It’s hard not to get caught up in the calculated train wreck President Trump created by urging U.S. Rep. Ilhan Omar and three other new, progressive women in Congress to “go home” and fix “broken” societies.
But since he brought it up, let’s look beyond the rhetoric at a crisis looming in one of those countries — and at what the president’s approach is.
Trump probably doesn’t think Omar, the only one of the four who had a home other than the United States, really ought to go back to Somalia, where she was born. Maybe he didn’t think it though at all. In any case, that’s not the point. While the president does prefer his immigrants white and wealthy, this was all about stirring the pot.
The ensuing uproar has focused on race and domestic politics, and it provides a preview of Trump’s reelection campaign. In addition to feeding the “incredible patriots” who chanted “Send her back!” about Omar, Politico reports that the administration is weighing a plan to drop legal immigration next year to zero.
So the controversy, even though it has a foreign angle, is almost totally domestic. While Omar’s native land has been far more important for Americans — and Minnesotans in particular — than most African countries of 15 million people, it still tends to get lost. In the rare moment when everything’s not all about Trump, however, this also is an opportunity to focus on the fact that hunger, worsened by climate change that this White House won’t acknowledge, is once again stalking Somalia.
The U.N. said last month that Somalia’s spring rainy season was one of the driest of the last 35 years. The terminology can be hard to grasp, but the maps and the statistics are pretty clear: By midsummer (i.e. now) 5 million people would be facing some level of “food insecurity,” and almost half of those would be dealing with a crisis, a situation that can easily tip into famine. The U.N.’s aid chief spoke of an impending “horror.”
From the outside, it can be easy to get fatigued with Somalia’s seemingly endless violence and bouts of hunger, of which there have been three just in the past decade. The worst was a famine in 2010-2012 killed an estimated quarter-million people.
If Omar had never left Somalia, World Bank statistics indicate her life would be something like this: She could expect to live 57 years. She would have six children, one of whom would die before the age of 5. She would have less than a one in three chance of having access to clean water, and a one in two chance of not having enough to eat.
According to the Borgen Project, there is only a one in four chance that she would be able to read.
But if you dig into those statistics, you find a number of them actually have been heading in the right direction. For instance, just since 2010, infant mortality has dropped from 96.9 per 1,000 births to 79.7. Life expectancy increased three years.
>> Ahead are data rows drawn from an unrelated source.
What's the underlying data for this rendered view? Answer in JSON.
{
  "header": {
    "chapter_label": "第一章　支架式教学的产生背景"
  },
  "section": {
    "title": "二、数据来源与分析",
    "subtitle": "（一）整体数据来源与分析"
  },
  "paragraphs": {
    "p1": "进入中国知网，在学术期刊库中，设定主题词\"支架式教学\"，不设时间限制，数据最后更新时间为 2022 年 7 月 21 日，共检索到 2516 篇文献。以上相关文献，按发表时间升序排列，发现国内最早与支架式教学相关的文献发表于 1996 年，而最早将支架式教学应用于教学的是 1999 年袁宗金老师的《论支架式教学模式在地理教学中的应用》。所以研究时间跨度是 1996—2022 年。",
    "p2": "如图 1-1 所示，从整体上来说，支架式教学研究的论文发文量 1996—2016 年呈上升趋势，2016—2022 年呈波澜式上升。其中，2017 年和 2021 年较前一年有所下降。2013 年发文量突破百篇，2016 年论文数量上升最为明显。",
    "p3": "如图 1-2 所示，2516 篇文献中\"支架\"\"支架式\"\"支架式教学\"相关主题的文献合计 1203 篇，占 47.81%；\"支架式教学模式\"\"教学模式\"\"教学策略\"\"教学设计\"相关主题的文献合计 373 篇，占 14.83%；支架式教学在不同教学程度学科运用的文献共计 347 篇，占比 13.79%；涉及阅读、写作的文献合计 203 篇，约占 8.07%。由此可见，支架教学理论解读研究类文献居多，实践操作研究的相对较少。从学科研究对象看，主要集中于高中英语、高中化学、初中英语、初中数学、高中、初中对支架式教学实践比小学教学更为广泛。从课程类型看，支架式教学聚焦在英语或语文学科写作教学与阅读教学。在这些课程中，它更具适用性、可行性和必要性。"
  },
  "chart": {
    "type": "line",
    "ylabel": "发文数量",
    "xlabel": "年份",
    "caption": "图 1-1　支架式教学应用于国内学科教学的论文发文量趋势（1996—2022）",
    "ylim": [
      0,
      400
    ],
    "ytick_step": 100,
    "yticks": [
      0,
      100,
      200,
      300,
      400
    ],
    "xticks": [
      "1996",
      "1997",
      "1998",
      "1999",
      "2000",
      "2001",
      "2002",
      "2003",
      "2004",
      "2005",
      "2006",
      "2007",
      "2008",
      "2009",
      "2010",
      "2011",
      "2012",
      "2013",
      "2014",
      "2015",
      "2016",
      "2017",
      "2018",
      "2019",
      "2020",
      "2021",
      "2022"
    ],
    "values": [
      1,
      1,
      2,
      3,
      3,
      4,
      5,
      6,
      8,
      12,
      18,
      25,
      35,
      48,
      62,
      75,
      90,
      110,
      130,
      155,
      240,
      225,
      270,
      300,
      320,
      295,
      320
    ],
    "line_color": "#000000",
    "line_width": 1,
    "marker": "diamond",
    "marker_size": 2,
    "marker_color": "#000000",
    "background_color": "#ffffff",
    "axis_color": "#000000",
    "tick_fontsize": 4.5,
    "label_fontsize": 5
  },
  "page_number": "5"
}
Yet climate change can help undo the gains in short order. Writing in the Guardian earlier this month, Mustafa Tahir, the acting country director for the aid agency Islamic Relief, said two-thirds of Somalis live in rural areas and are completely dependent on seasonal rains, and that the frequency and duration of dry spells was increasing. A report by the Institute for Security Studies said climate change feeds armed conflict in Somalia by increasing pressure for scarce resources, driving young men with few other prospects to join militant groups and vastly increasing internal migration.
In attacking Omar and the other members of Congress, Trump said they ought to focus on fixing foreign governments that are among “the worst, most corrupt and inept anywhere in the world.” He almost certainly had Somalia in mind.
The Trump administration is far from cutting Somalia loose. Under Trump, U.S. policy is a variant of what it has long been – providing aid and killing militants.
The U.S. has been a major donor to Somalia for many years, providing more than $3 billion in humanitarian aid since 2006, according to the State Department. As the Washington Post reported last month, it sent another $400 million last year, and it just reopened an office of the U.S. Agency for International Development, or USAID, that had been closed since 1991.
Under Trump, the U.S. also has loosened rules of military engagement, and drone strikes against the Shabab militant group have increased steadily. After launching 47 strikes in 2018, there were 44 in the first six months of this year, attacks that have killed nearly 300 people so far. In addition, the U.S. has about 500 troops on the ground in Somalia. So despite the “America first” rhetoric, Trump hasn’t exactly disengaged. And he apparently hasn’t come up with any better ideas.
Another hungry season appears to be coming to Somalia. One better idea would be to acknowledge the role that climate change has in creating the misery, and work urgently to address it. That wouldn’t make everything better, and in the long run it might be nothing more than a Band-Aid. It’s one thing, however, this White House won’t do.